SO, this Saturday (July 20), we have two pay-per-views in the UK – Keith Thurman-Manny Pacquiao on ITV Box Office and Dillian Whyte-Oscar Rivas on Sky Sports Box Office. This is absolutely unfair to the fans. It wasn’t long ago that we forked out for Tyson Fury-Tom Schwarz on BT Sport Box Office. In my opinion, pay-per-view is killing the sport and turning fans away. Boxing always seems to adopt this system, even when certain fights don’t even warrant it. There is no way I am forking out for both. I don’t know if this pay-per-view trend will ever be stopped, but it at least needs to be reduced.

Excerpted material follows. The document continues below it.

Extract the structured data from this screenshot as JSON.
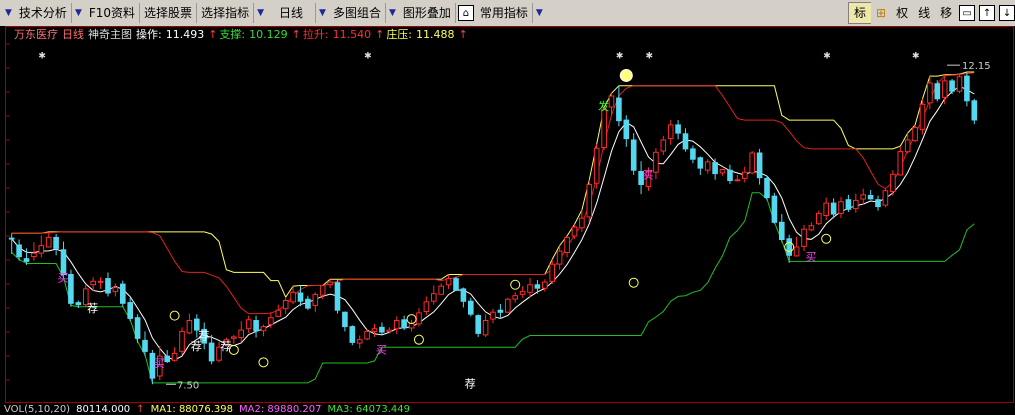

There certainly shouldn’t be two on the same evening!
I AM sure that I was not alone in watching the Amir Khan-Billy Dibb fight and wondering how such a bout can actually be sanctioned; it was a disgrace. It wasn’t just one-sided, it was a total mismatch. Dibb was reduced to the role of moving punch bag for an occasionally impressive Khan to fire off his trademark speedy combinations. It was almost like a training exhibition workout. But how does anyone think that such a ‘fight’ (it is difficult to call it a fight) is good for the sport of boxing? Taking place in Saudi Arabia might make it difficult to impose any experienced local regulatory oversight of fights, but that does not excuse such a bout from taking place and being supported by UK broadcasters. Surely some sort of governing body needs to interdict in such fights and not recognise them in a boxer’s professional history and ranking.
HONOUR AND DIGNITY
IT must be said that Nathan Gorman and Daniel Dubois gave us a great British heavyweight title bout. The way both (in their different ways and in accordance with their different personalities) conducted themselves pre, during and post-fight was very impressive. It gave a perfect example as to why in Britain we must continue to uphold the honour, dignity and value of the Lonsdale Belt, unlike the world governing bodies who dilute and devalue their belts.
DOWNES LIVES ON
MANY years ago, Terry Downes told me, “Some people don’t die, as you still talk about them for years to come.” He could have been speaking about himself. This month heralded the Home Counties EBA annual Barbecue to celebrate Terry winning the world middleweight title on July 11, 1961. Terry was ably represented at the event by his widow, Barbara, Honorary President of HCEBA, plus four generations of his descendants, including five-month-old great grandaughter, Alba. During his pomp, Terry raised over £1m for charity. This event added over £2,000 to that total. Thanks must go to the organisers, Bob Williams, Terry Clarke, Kevin O’Sullivan, BBQ Sam and Chas Taylor. Mick Mancini and “The Pink Panther” provided great music. Thanks also for the support from other EBAs, such as Brighton, Essex, Leicester and London. You are all welcome again on December 15 for the HCEBA Christmas bash.